Okay, so here is an outtake from Details photoshoot. No words! Just drooling, lots of heavy breathing (into a paper bag of course), and well lets just say I dont own enough panties to get me through the day for this picture!
Care to comment? Do so NOW! 😉
You may have noticed that, in the last month or so, we have seen a re-emergence of the Robeard. Now, some think it’s a travesty to hide all of that amazing jaw porn, but we here at RobNipulations disagree.
The Robeard should be celebrated!! Accordingly, today we are exploring other famous beards… the beards heard ’round the world, if you will.
Ah yes, the Roberham Lincoln Beard.
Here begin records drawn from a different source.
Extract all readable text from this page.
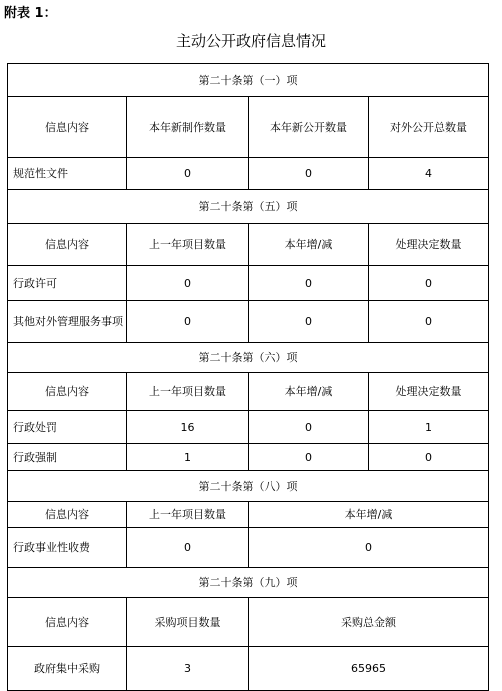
附表 1：
主动公开政府信息情况
第二十条第（一）项			
信息内容	本年新制作数量	本年新公开数量	对外公开总数量
规范性文件	0	0	4
第二十条第（五）项			
信息内容	上一年项目数量	本年增/减	处理决定数量
行政许可	0	0	0
其他对外管理服务事项	0	0	0
第二十条第（六）项			
信息内容	上一年项目数量	本年增/减	处理决定数量
行政处罚	16	0	1
行政强制	1	0	0
第二十条第（八）项			
信息内容	上一年项目数量	本年增/减	
行政事业性收费	0	0	
第二十条第（九）项			
信息内容	采购项目数量	采购总金额	
政府集中采购	3	65965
He looks all prim and proper, but we know what’s lurking underneath. Can you say commando?! woot!
The Joaquin Phoenix Robeard. Could only occur if Rob suddenly went insane, decided to end his flourishing acting career, and embarked on a mediocre crazy/music tour. For fuck’s sake, we hope this never happens. Keep your sanity, Rob!!
Cast Away Robeard. Now this, we can really get behind. Rob in a mere loincloth, all sweaty and dirty and fuckable? RAWR! What’s not to love?! Rob at his most primal is just fuckhawt. We’d certainly be okay with being marooned on an island with Cast Away Robeard.